Nasal polyps are inflammatory outgrowths of paranasal sinus mucosa caused by chronic mucosal inflammation that typically arise from the middle meatus and ethmoid region. The main symptoms of nasal polyps are perennial nasal congestion, nasal obstruction, and anosmia or hyposmia. Unlike
patients with chronic rhinosinusitis (CRS) without nasal polyps who present with headache and facial pain, patients with nasal polyps typically do not complain of those symptoms. Nasal polyps appear as semitranslucent, pale gray growths in the nasal cavity in contrast to pink or erythematous
adjacent mucosa. Nasal polyps occur more frequently in patients with persistent asthma, aspirin-exacerbated respiratory disease (AERD), CRS, and cystic fibrosis. Children with nasal polyps should be evaluated for cystic fibrosis. Churg-Strauss syndrome and ciliary dyskinesia also may be associated
with nasal polyps.
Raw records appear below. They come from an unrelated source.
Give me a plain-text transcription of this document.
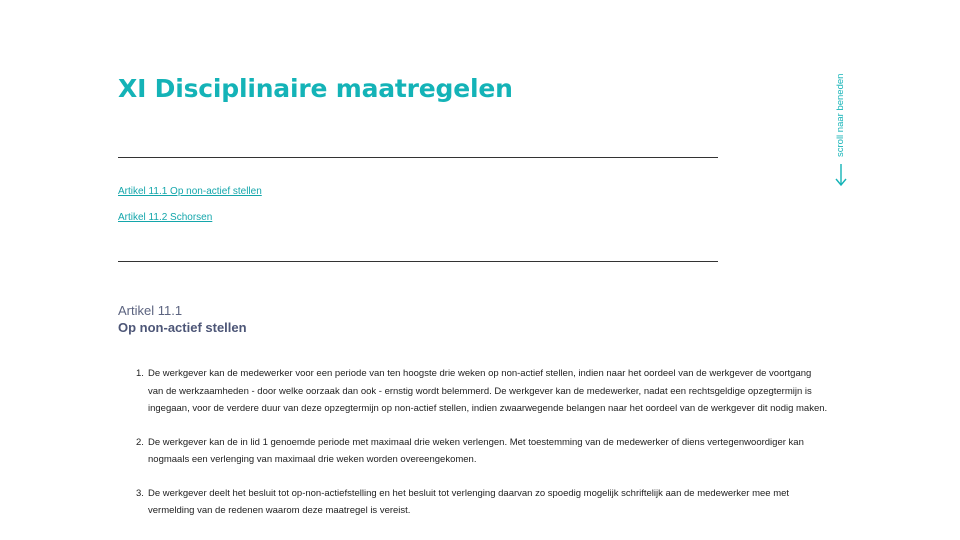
XI Disciplinaire maatregelen
Artikel 11.1 Op non-actief stellen
Artikel 11.2 Schorsen
Artikel 11.1
Op non-actief stellen
1. De werkgever kan de medewerker voor een periode van ten hoogste drie weken op non-actief stellen, indien naar het oordeel van de werkgever de voortgang van de werkzaamheden - door welke oorzaak dan ook - ernstig wordt belemmerd. De werkgever kan de medewerker, nadat een rechtsgeldige opzegtermijn is ingegaan, voor de verdere duur van deze opzegtermijn op non-actief stellen, indien zwaarwegende belangen naar het oordeel van de werkgever dit nodig maken.
2. De werkgever kan de in lid 1 genoemde periode met maximaal drie weken verlengen. Met toestemming van de medewerker of diens vertegenwoordiger kan nogmaals een verlenging van maximaal drie weken worden overeengekomen.
3. De werkgever deelt het besluit tot op-non-actiefstelling en het besluit tot verlenging daarvan zo spoedig mogelijk schriftelijk aan de medewerker mee met vermelding van de redenen waarom deze maatregel is vereist.
scroll naar beneden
Nasal polyps have increased numbers of activated eosinophils, mast cells, and IgE. Staphylococcal superantigens may play a role in the Th2 type of chronic eosinophilic inflammation observed in nasal polyps. Dysfunction of the epithelial barrier in nasal polyps causing reduced
levels of antimicrobial proteins has been described. Topical nasal steroids are the treatment of choice. They significantly decrease polyp size, nasal congestion, rhinorrhea, and increase nasal airflow. Short courses of oral steroids may be needed to reduce polyp size followed by maintenance
therapy with intranasal steroids. Surgery is reserved for cases when polyps cause severe obstruction, recurrent sinusitis, and for patients who have failed medical therapy. Aspirin desensitization may decrease the requirement for polypectomies and sinus surgery in patients with AERD.